What are some of Hinds-Bock’s latest technological advances in the Baking industry?
Patented MSBO Spouts, C.I.P., hygienic design, higher speeds, more accurate deposits, quick changeovers and advanced control. These are just a few of our latest advances. Patented MSBO Spouts allow for clean deposits of difficult to handle products like fruit fillings, pie fillings and turnovers. They feature positive shut off, unique circumferential cutting spool, and PLC (programmable logic controllers) controlled multiple cycling of cutting spool. CIP (clean in place) servo pump fillers sanitize themselves. Not only are there fewer parts to clean, but the front cover plates are hinged for rapid sanitation swab testing. Hygienic Design: Hinds-Bock servo pump fillers are designed with sanitation in mind. All flat surfaces are angled. Round tubing replaces square, and all over-lapping or recessed surfaces have been redesigned, eliminating the pooling of water.
How has new technology affected depositing and filling equipment?
With respect to depositing and filling equipment, the greatest impact technology has had is with the controls. Through the years, technological advancements in controls have driven the cost down and greatly increased the acceptance of PLCs, operator interfaces, plant-wide interfaces and servo motors. Through this technological leap, depositing and filling machines run faster and are easier to troubleshoot, sequence and control. This improvement in technology led to more sophisticated depositing and filling machine integrations than would not have been practical years ago with outdated mechanical and air pilot controls.
Describe the automated features that enable a muffin depositor to produce 18,000 lb. per hour.
The largest muffin lines typically fill multiple pockets in multiple pans simultaneously, and the conveying and indexing of these pans is handled by a large, substantial conveyor. This conveyor uses controls that recognize each flight of the conveyor and sequences additional automation, such as tray placers, paper cup denesters, pan oiler, dry ingredient depositors and streusel depositors. These features include a PLC, pan sensors, shaft encoder and operator interface.
How can depositors address variable-speed lines?
Variable speed lines typically are equipped with a shaft encoder, which feeds pulses to the PLC integrated within the depositor's control platform. As the conveyor speeds up or slows down, the depositor automatically adjusts its speed to match that of the conveyor. This is quite common on depositing lines where the spouts or the entire depositor travels with the pan or the target during the deposit cycle, which increases the speed of the depositing line and ensures clean deposits and proper deposit shapes.
How can depositors and fillers be customized to accommodate lines with multiple product changeovers?
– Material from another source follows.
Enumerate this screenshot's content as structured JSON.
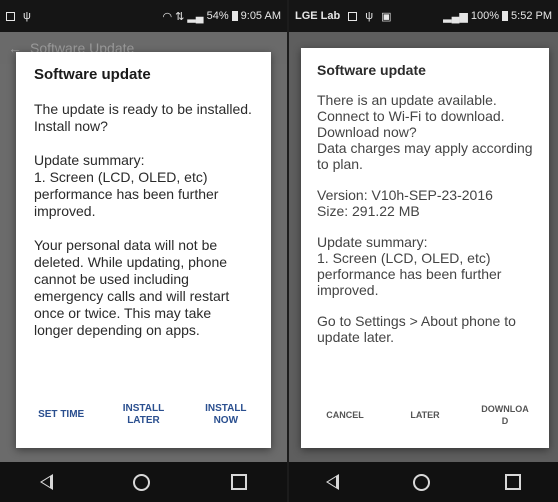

Most U.S. bakeries use the same line to run multiple pans and products. Several key features allow the depositors to be rapidly changed over from one pan or product to the next. Often, machines are manufactured with positive shut-off spouts. The centerline of these positive shut-off spouts can be quickly adjusted without tools by simply moving a cam lever and sliding the spout to the proper centerline. The automatic cycling controls integrate within the depositor's control platform and automatically adjust the pan pitch. This change is made by simply accessing the SKU number with the operator interface panel. The deposit weight can be adjusted manually by turning a handwheel, or automatically by pushing a button. Further automation is integrated with an upstream or downstream checkweigher.
How has automation of depositing and filling equipment improved production efficiency for bakers?
The automation of depositing and filling equipment leads to a quantifiable improvement in uptime, increasing efficiency in yield for the bakeries that operate these machines. This uptime is typically tracked and documented. Modern depositors incorporate features for rapid sanitizing, which minimizes downtime between product changeovers. Modern controls speed up the troubleshooting process as compared to the older style of mechanical or pneumatic air pilot controls.